The table below lists the initiatives that have been undertaken in response to the pandemic by some of the leading academic bodies and research archives in economics. Along with papers on the general effects of the pandemic on economies, others focus more directly on the social and health effects of various blocking policies. A key feature
in many of these studies there is the traditional and simple economic approach to problem solving: the analysis of trade-offs and optimization within a ‘second-best’ world.

The recent hive of activity among economists is not limited to academia. Indeed, there has been a more general awareness across society that understanding statistics is critical to managing the crisis. The radical changes in daily life imposed by governments around the world have increased uncertainty and the demand to address it. Economists have been called upon to reassess markets en bloc, advise governments on new monetary and fiscal measures to mitigate the economic fallout of COVID-19, and assist more directly in modeling and predicting the epidemiology of the disease itself.

One of my areas of research, the voluntary sector and donor behavior, led me to be commissioned to perform fundraising market analysis for charities in the UK. My co-author Cathy Pharoah and I have considered the impact of the pandemic on both charities’ various income streams and new demands for their services. We measured the interdependence between donor trends and economic growth over the past few decades to project the future path of charitable giving based on the government’s current GDP forecast, recognizing very large differences between best and worst scenarios. In our research report we outline some key tips for fundraisers to consider, to encourage them to think more like economists when planning their appeals and to focus on what is under their control while being ready to adapt to new events as they occur. .

The US Bureau of Labor Statistics already expected greater employment growth for economists than other occupations over the next decade (14% versus 4% growth, see here. Greater use of “big data” to help pricing and advertising, in tandem with a more complex and competitive global economy, are cited as the main reasons for projected employment growth.

Economists are trained to analyze data and are equipped with tools that aid decision making under conditions of uncertainty, whether at an individual, group or social level. While economists may not have been classified as “essential workers” when the health crisis took hold, they are better placed than most to show ways out and think further.
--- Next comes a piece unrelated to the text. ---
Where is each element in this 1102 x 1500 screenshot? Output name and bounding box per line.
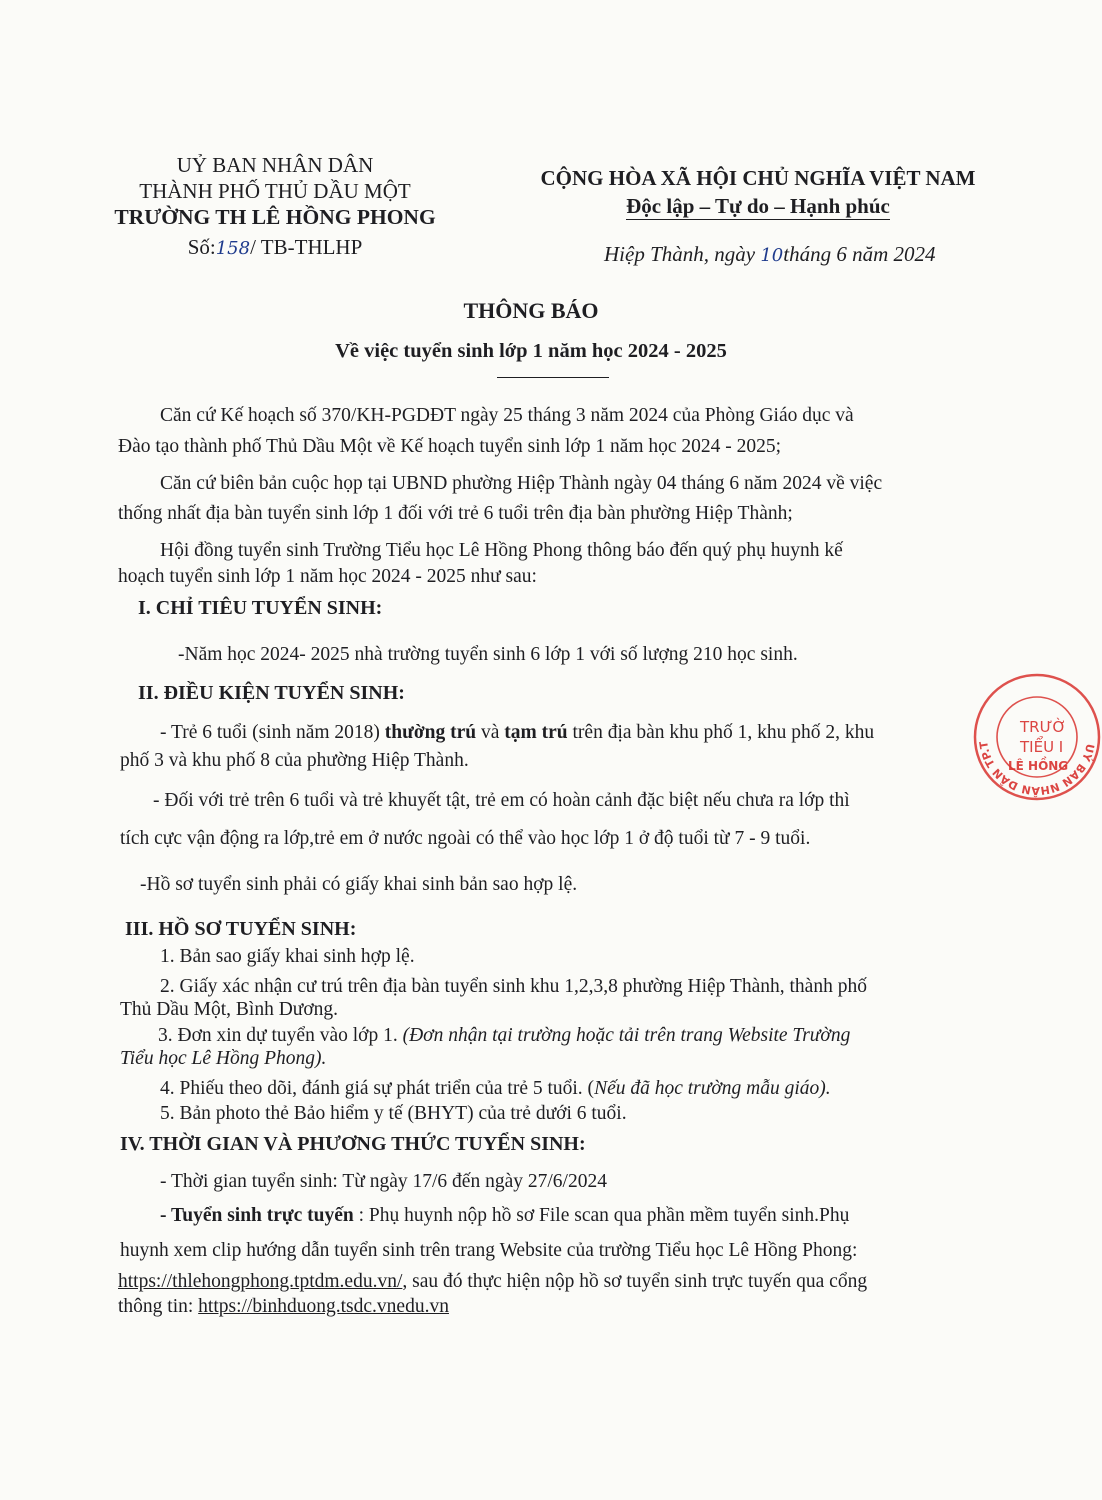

Economists also belong to the group of professionals who can do their work remotely. It may only be thanks to blockade and social distancing that epidemiologists and public health scientists at the London School of Hygiene and Tropical Medicine have so far escaped real scrutiny over the lack of preventative measures for COVID-19. Having already suffered that fate when the previous crisis hit, economists now have a great chance to redeem themselves. Many of them are already capitalizing on it.

The above article first appeared in the 2021 INOMICS Manual.

Download the INOMICS Manual


Fetter FA (1925) “The Economists and the Public”, The American Economic Review 15 (1), 13-26.

Fourcade M, E Ollion and Y Algan (2015) “The Superiority of Economists”, The Journal of Economic Perspectives 29 (1), 89-113.